OGSA-DAI project leader Prof. Malcolm Atkinson said: ‘This fantastic £1.86 million grant gives an additional 3 year’s funding for the excellent and very strong team at Edinburgh that has already produced data access and integration middleware used worldwide for major grid projects. The funding gives us the opportunity to sustain our support of the community of 1500 registered users and the major applications, such as, in the US, Cancer Grid and the LEAD project – which is focused on real-time data collection to predict tornado formation – and AstroGrid, a UK government-funded, open source project designed to create a working virtual observatory for British and international astronomers.’

The grant is part of a three-year, £3.8million investment by the UK e-Science Programme to establish the Open Middleware Infrastructure Institute-UK (OMII-UK). Three UK universities – Edinburgh, Manchester and Southampton – will pool their expertise, experience and resources gained from working on many other internationally-recognised and successful e-science projects.
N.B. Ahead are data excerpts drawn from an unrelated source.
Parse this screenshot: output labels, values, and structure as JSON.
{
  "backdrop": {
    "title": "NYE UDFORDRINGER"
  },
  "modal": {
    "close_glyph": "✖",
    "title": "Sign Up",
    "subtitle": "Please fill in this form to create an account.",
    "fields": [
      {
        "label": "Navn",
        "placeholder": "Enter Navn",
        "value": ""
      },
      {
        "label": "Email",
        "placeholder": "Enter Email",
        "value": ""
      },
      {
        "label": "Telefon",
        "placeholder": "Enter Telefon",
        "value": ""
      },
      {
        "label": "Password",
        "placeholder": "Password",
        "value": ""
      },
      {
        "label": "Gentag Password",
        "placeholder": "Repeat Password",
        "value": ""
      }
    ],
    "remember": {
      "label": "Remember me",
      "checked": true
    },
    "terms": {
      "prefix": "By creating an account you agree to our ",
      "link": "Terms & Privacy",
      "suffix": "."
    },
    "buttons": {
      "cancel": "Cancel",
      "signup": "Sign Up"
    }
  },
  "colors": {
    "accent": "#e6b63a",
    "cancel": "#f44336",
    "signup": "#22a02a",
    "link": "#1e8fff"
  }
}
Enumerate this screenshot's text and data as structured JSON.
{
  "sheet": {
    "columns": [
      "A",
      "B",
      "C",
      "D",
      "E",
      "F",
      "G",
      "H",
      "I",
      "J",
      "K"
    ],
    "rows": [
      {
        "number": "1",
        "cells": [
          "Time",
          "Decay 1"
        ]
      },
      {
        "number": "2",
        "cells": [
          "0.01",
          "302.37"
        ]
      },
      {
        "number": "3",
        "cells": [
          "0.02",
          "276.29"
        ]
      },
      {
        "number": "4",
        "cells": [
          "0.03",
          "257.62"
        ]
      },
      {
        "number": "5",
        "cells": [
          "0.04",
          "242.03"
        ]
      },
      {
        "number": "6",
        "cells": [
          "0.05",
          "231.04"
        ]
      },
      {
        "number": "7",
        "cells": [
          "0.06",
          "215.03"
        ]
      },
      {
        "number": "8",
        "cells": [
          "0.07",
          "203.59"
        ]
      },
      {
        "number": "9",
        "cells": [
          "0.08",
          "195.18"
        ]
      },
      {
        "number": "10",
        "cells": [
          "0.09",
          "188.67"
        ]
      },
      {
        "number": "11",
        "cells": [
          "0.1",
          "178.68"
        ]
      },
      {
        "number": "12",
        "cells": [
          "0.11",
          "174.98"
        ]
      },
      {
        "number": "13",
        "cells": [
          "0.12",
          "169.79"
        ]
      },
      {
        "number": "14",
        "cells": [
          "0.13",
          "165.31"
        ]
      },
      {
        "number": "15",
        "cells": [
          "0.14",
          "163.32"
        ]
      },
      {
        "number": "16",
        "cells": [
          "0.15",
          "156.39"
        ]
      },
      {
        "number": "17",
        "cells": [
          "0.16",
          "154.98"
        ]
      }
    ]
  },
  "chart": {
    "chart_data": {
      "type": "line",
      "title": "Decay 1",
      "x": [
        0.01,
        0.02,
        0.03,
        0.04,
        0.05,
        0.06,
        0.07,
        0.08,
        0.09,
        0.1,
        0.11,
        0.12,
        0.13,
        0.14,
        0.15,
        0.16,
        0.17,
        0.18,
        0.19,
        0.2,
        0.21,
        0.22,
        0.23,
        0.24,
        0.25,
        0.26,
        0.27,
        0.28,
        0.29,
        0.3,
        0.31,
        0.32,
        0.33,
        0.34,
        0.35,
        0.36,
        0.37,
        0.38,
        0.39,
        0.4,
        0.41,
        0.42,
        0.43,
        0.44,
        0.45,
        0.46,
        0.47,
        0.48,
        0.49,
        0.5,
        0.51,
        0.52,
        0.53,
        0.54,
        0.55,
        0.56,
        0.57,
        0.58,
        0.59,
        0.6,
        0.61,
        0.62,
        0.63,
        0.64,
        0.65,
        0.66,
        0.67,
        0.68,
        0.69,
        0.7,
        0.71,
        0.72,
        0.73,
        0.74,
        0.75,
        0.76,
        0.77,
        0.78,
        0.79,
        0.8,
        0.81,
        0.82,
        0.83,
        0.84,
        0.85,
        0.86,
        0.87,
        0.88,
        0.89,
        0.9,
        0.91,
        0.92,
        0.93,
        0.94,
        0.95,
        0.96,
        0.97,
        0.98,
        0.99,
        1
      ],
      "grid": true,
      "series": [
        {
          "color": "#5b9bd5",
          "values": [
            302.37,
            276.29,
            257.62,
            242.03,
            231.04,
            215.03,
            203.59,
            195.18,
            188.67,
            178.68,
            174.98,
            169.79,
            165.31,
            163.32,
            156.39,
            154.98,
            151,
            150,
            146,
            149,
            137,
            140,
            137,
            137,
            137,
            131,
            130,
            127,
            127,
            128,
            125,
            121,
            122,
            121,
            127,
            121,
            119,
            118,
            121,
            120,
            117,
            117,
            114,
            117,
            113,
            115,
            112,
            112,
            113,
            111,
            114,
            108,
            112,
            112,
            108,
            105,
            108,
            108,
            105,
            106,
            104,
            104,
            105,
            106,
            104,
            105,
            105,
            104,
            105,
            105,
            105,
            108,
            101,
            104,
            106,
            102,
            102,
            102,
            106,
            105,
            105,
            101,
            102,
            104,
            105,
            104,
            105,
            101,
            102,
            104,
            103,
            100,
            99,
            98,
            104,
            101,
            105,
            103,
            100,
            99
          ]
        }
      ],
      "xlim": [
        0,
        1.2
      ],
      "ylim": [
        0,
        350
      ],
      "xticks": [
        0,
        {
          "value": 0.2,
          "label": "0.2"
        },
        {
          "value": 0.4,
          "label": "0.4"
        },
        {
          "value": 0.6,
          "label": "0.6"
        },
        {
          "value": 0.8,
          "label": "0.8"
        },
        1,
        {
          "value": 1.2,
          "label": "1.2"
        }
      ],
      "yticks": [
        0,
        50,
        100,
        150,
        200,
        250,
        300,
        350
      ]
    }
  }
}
Together these three centres represent a community of some 6000 users. By combining the centres’ expertise in OMII-UK the e-Science Core Programme is establishing a powerful source of well-engineered software, enabling an integrated approach to the provision of higher level and more advanced tools than before, better tuned to the requirements of the research and development community. OMII-UK will provide a significant basis for international collaborations and standards, developing more advanced tools to empower new research in a wide range of disciplines.

Tony Hey, former Director of the Core Programme and now Vice President Technical Computing, Microsoft Corporation, said: ‘I am delighted that the UK e-Science Programme’s early investment in the OGSA-DAI project has paid off so well and that we now see a major contribution of open source middleware used throughout the world. The future of grid computing will rest on our ability to access and integrate the worldwide cornucopia of information resources. The next challenge is to deliver easily used tools that make these powerful facilities accessible to every scientist.’

Dr Anne Trefethen, current Director, said: ‘It is important that we have the means to support software developed under the UK e-Science Programme so we can sustain those components that researchers rely on. OMII-UK will provide this support and sustain the UK’s leadership in e-Science.’